İktidar tahribatları
AK Parti iktidarının yaptığı tahribatlar her geçen gün derinleşiyor.
Bunların başında kurumlar, özellikle devlet kurumları var.
Tahribat hem kurumların doku ve işleyişin şahıslarla, şahsi karar vericilere ikame edilmesinden, hem kadroların liyakatten uzak ve partizan bir çerçevede belirlenmesinden kaynaklanıyor.
Bugün pek çok kurumun bu istikamette yapısı değişmiş, içi boşalmış, işlevi tahrif olmuş, uzman ve yetişmiş kadroları iktidar partisinin temsilcileriyle dolmuş durumda.
Belli ki, 2023 seçimlerinde iktidar el değiştirse bile Türkiye uzun süre tahribatı gidermekle uğraşacak.
Savunma ve dışişleri devlet fonksiyonu itibariyle hayati örnekler.
Savunmada görüntü şöyle:
Yeni düzende, Milli Savunma bakanı, adeta yeni bir vesayet merkezi gibi. Terfilerde, tayinlerde kişiselleşmiş, hatta (rütbede gerekli bekleme olmadan subay terfi ettirmek gibi) olağandışı yetkilere sahip. İşleyişin esası kişisel.
Ayrıca ordu yapısı kapalı bir kutu. Bu konuda muhalif partiler, basın bilgiye, meraka sahip değil.
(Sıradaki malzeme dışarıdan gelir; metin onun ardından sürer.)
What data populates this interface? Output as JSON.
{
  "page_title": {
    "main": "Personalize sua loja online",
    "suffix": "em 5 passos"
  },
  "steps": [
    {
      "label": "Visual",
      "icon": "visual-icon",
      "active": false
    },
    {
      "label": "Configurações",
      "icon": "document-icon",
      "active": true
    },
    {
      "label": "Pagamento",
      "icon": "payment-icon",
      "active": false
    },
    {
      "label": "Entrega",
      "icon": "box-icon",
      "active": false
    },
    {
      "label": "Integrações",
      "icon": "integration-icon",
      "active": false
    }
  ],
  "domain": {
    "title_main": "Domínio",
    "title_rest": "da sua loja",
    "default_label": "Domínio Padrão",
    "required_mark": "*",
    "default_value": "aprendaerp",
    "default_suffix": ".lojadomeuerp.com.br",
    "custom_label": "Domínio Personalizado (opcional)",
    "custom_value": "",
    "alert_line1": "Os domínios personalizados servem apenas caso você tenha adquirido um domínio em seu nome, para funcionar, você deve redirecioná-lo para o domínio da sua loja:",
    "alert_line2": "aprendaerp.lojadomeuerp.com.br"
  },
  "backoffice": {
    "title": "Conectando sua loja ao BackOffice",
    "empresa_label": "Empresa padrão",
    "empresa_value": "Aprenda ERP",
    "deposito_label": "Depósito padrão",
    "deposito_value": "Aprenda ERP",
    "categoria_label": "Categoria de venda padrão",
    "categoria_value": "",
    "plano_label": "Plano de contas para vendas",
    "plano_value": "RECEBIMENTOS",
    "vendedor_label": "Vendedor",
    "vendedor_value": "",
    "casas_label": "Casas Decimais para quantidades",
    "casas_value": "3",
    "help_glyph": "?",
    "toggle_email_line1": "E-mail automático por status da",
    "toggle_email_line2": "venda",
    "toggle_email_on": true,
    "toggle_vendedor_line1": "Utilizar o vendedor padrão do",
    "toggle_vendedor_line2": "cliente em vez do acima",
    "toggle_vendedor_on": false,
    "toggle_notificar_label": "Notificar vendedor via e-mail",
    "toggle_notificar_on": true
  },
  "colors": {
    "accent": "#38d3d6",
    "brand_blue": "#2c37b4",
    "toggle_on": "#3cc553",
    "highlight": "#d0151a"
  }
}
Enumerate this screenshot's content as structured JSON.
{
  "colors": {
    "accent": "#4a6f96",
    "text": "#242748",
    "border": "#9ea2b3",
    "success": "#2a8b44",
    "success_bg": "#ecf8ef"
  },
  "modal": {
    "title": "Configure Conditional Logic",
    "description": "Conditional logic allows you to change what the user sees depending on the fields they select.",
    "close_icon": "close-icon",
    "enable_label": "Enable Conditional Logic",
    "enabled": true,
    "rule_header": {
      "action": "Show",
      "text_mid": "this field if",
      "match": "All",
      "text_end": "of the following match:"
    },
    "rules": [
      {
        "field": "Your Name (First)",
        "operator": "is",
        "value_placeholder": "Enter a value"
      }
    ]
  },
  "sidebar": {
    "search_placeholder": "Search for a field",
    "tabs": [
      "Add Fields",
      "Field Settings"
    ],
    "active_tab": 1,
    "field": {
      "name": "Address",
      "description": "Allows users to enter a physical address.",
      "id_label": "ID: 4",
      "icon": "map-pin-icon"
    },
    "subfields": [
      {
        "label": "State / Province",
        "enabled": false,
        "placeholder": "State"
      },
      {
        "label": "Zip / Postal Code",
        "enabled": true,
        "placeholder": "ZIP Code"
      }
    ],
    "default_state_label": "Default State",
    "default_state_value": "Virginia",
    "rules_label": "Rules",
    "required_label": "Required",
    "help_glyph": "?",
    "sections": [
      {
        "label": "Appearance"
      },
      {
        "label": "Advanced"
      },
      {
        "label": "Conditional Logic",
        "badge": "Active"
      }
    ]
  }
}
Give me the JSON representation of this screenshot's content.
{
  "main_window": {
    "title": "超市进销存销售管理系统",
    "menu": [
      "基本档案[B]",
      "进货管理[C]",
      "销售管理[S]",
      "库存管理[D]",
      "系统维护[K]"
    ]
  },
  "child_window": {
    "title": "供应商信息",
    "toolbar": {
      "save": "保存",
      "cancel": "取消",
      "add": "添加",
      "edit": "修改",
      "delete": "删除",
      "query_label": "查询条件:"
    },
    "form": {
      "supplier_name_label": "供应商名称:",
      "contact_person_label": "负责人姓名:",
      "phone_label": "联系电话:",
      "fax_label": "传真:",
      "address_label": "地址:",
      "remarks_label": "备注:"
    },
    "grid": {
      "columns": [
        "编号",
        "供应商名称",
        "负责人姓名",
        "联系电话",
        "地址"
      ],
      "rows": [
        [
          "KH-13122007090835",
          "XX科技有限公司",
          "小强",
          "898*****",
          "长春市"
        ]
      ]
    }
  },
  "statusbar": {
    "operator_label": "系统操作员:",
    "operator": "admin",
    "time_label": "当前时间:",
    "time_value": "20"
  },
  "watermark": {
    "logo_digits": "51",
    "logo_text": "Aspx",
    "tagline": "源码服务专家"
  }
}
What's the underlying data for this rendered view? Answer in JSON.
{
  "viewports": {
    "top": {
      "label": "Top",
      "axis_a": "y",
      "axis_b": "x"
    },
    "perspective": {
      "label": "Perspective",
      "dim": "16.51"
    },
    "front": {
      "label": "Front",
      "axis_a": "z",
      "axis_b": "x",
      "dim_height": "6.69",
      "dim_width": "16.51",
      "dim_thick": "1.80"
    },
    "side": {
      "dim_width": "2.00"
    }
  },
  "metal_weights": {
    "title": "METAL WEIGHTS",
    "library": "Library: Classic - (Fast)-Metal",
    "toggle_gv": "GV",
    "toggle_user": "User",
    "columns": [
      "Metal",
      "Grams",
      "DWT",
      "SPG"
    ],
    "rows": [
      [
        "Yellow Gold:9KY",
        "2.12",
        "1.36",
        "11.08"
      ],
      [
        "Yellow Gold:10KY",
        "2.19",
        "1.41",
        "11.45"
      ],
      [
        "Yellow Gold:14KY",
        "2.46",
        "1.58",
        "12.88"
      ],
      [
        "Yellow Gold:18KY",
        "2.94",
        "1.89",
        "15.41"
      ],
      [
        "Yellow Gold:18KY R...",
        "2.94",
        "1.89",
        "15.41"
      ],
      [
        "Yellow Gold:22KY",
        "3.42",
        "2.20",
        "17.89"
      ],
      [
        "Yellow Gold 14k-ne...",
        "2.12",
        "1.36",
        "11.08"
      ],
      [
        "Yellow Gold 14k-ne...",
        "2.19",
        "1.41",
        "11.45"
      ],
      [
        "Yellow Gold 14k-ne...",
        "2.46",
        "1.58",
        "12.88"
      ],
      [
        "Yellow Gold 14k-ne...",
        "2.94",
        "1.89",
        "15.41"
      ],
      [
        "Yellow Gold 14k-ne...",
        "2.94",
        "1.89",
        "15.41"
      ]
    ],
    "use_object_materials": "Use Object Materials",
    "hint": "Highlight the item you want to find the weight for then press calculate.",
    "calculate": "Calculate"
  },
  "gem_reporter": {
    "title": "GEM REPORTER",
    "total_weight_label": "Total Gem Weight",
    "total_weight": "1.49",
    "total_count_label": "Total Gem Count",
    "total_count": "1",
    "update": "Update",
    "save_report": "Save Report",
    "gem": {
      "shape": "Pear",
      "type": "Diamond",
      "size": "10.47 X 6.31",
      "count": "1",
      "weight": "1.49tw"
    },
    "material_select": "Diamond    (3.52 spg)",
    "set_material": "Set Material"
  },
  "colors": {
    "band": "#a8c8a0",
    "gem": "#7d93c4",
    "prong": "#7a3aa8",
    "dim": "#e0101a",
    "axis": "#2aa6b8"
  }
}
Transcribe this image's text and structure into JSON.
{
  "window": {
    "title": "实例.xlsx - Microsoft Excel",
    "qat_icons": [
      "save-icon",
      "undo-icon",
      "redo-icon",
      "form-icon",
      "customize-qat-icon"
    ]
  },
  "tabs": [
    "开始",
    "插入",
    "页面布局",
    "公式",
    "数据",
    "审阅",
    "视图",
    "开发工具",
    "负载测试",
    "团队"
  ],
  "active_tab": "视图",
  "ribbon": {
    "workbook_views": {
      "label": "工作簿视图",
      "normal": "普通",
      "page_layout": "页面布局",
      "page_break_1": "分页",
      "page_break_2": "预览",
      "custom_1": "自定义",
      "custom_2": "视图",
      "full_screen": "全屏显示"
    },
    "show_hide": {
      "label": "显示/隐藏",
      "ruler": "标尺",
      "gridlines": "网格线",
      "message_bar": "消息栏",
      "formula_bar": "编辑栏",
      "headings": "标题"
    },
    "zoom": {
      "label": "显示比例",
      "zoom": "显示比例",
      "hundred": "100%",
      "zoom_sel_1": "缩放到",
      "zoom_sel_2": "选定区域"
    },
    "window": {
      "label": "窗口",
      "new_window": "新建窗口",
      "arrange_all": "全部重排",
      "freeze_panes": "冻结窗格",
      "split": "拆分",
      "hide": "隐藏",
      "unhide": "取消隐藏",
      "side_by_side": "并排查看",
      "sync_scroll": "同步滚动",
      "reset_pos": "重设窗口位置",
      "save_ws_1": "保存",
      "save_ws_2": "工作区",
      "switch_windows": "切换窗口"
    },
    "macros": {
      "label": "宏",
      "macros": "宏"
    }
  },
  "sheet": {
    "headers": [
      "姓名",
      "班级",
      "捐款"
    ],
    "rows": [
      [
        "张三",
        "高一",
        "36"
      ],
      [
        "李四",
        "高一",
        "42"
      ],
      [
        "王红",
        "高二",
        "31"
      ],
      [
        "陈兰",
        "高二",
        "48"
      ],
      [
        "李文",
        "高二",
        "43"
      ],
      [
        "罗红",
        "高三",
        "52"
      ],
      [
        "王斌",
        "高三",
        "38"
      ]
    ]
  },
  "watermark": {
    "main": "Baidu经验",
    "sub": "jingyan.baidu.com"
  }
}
Subay, astsubay, sözleşmeli personel oranları, dokusu, kökeni tümüyle değişmiş durumda. Bakan Akar’ın 27 Ağustos 2020 tarihli açıklamasına göre orduya darbe girişimi sonrası alınan yeni asker sayısı 93 bin. Velhasıl, Silahlı Kuvvetler 15 Temmuz sonrası bünyesinden uzaklaştırdığı personelin 5 katını işe almış ve bunların büyük kısmını dışarıdan (kurs görüp birliklere gönderilen gönüllülerden) temin etmiş durumda. Altını çizelim: Milli Savunma Üniversitesi’den mezun küçük bir grup dışında, bu yeni personelin en az 85 bini, orduya, sınav, soruşturma, zaman zaman tartışılan mülakât aşamalarından sonra alınmışlar.
Hangi vasıflara sahipler, nasıl bir doku oluşturuyorlar? Bilmiyoruz.
Bugün alınan askeri personel rakamı kaça ulaşmıştır? Onu da bilmiyoruz.
İçişleri Bakanlığı’nın Jandarma, Özel Kuvvetler’in de 200 bin civarında personeli var. Tablo ve sorun muhtemelen burada da aynı…
Dışilerine gelince…
Pek çok kez yazdık, bu kez eski Dışişleri Sözcüsü ve Washington Büyükelçisi
Namık Tan’dan dinleyelim (T 24):
“Hariciye teşkilatımız dış politikamızın yapım sürecinden dışlandı, tek kişinin kararlarına tabi oldu…”
“Son yıllarda, meslek memurluğu kavramının bir nevi yok edilme sürecine sokulduğuna şahit olmaktayız. Usta-çırak ilişkisi yoluyla yürütülen geleneksel eğitim neredeyse sona ermiş durumda. Bakanlığa yeni alınan meslek memurlarının tecrübe kazanma imkânları giderek daralıyor…”
“Son zamanlarda, Dışişleri Bakanlığımızın adeta bir siyasi partinin arka bahçesine dönüşmekte olduğunun tezahürlerini görmekteyiz. Aralarında iktidar partisine mensup eski bakanlar, vekiller, vekil adayları ve akrabalarının bulunduğu birçok isim, büyükelçi, müşavir, ataşe sıfatı ile yurt dışı kadrolara atandı. Son birkaç yıl zarfında, 25 eski siyasetçinin önemli misyonlarda büyükelçi olarak görevlendirildiğini biliyoruz. Bu son derece sakıncalıdır. Zira, siyasi geçmişleri ve aidiyetleri bulunan bu isimlerin, diplomasinin yerindelik, objektiflik, tutarlılık ve üslupta ölçülülük gibi ilkeleri bihakkın uygulamakta zorlanacakları aşikârdır.”
Kurumların içinin boşalması devletin iç ve dış fonksiyonları bakımından son derece ciddi bir durum.
Muhalif siyasetçilerin iktidara gelirsek düzeltmek kısa zaman alır açıklamaları ise ikna edici görünmüyor.
Muhalefet seçimleri kazanır mı bilinmez, kazanırsa, seçim sonrasına çok iyi hazırlanması gerekir.